The firm bought coins at an average of $3,883, while the price has slipped to $2,240.

Снимок экрана 2026-02-02 173113
Source: BitMineTracker.

Investor Ross Gerber commented on BitMine founder Tom Lee’s unrealised loss on Ethereum positions, calling it potentially “the worst trade ever”.

The second-largest treasury holder, SharpLink Gaming, has seen a $1.09bn drawdown. Its average entry price was $3,609.

Снимок экрана 2026-02-02 173338
Source: SharpLink dashboard.

The drop in prices has hit the mNAV multiple. BitMine’s fell to 1; SharpLink’s to 0.92. 

A reading below one complicates raising capital via equity issuance. That limits companies’ ability to buy more cryptocurrency. At Pantera Capital they believe this dynamic will lead to a “brutal shakeout” of DAT companies in 2026.

The current slump aligns with a forecast from BitMine chairman Tom Lee. He had expected Ethereum to fall to $1,800 in the first quarter of 2026, followed by a recovery by year-end.

Hong Kong’s Trend Research has already begun trimming positions under market pressure. On February 2, the firm sold 33,589 ETH for $79m, realising a loss.

The proceeds were used to repay a loan in USDT to Binance.

Trend Research founder Jack Yi admitted the error of opening a long too early. According to him, the fund considered the asset undervalued around $3,000 when bitcoin traded near $100,000.

The firm still holds 618,000 ETH with more than $534m in unrealised losses. Yi said he would wait for a market recovery under strict risk control.

Strategy founder Michael Saylor announced the purchase of another 855 BTC for about $75.3m at roughly $87,974 per coin.

As of February 1, 2026, the company holds 713,502 BTC at an average purchase price of $76,052.

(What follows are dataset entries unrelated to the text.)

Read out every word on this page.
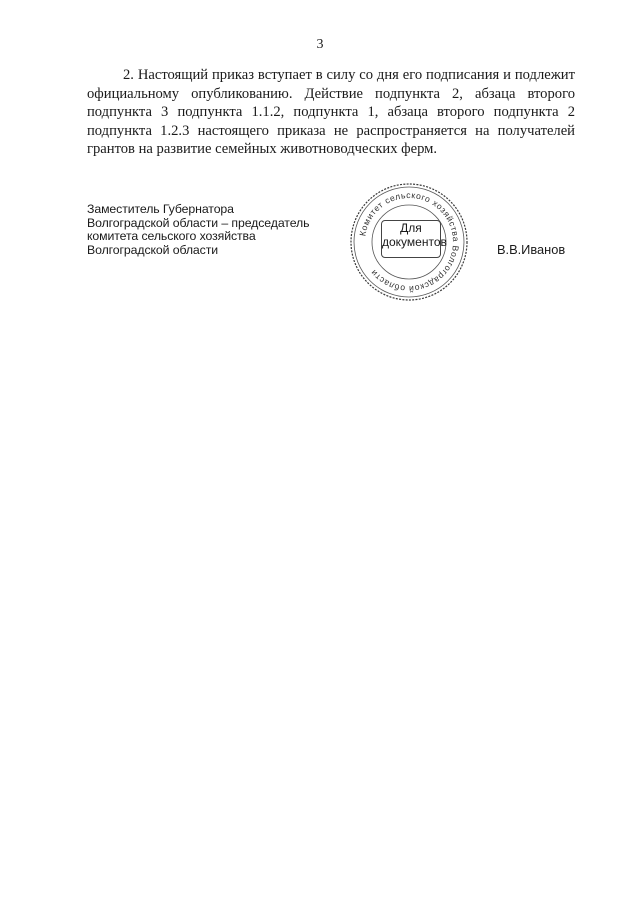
3

2. Настоящий приказ вступает в силу со дня его подписания и подлежит официальному опубликованию. Действие подпункта 2, абзаца второго подпункта 3 подпункта 1.1.2, подпункта 1, абзаца второго подпункта 2 подпункта 1.2.3 настоящего приказа не распространяется на получателей грантов на развитие семейных животноводческих ферм.

Заместитель Губернатора
Волгоградской области – председатель
комитета сельского хозяйства
Волгоградской области
Комитет сельского хозяйства Волгоградской области
Для
документов	В.В.Иванов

Nomura scales back crypto investments

Japan’s financial group Nomura Holdings has revised its risk-management strategy and reduced its presence in digital assets, writes Bloomberg. The reason was losses at its Swiss subsidiary Laser Digital Holdings amid market volatility in October–December 2025.

Nomura CFO Hiroyuki Moriuchi confirmed the introduction of stricter position controls. He said this is necessary to reduce risks and smooth fluctuations in income tied to the crypto market.

According to the agency, losses from digital-asset operations negatively affected Nomura’s quarterly report. Net profit was ¥91.6bn ($591.6m), below analysts’ forecast of ¥95.1bn. At the same time, the company’s core business delivered stable results.

Nomura’s shares on the Tokyo Stock Exchange fell 6.7% to ¥1318. To support the price, the company announced a share buyback of up to ¥600bn ($38.7bn) — about 3.2% of the total shares outstanding.

Despite the poor quarter, Nomura’s management reaffirmed its long-term interest in digital assets, calling the sector a promising area of growth.

In November 2025, Bitwise’s investment director Matt Hougan pointed to the inefficiency of crypto treasuries.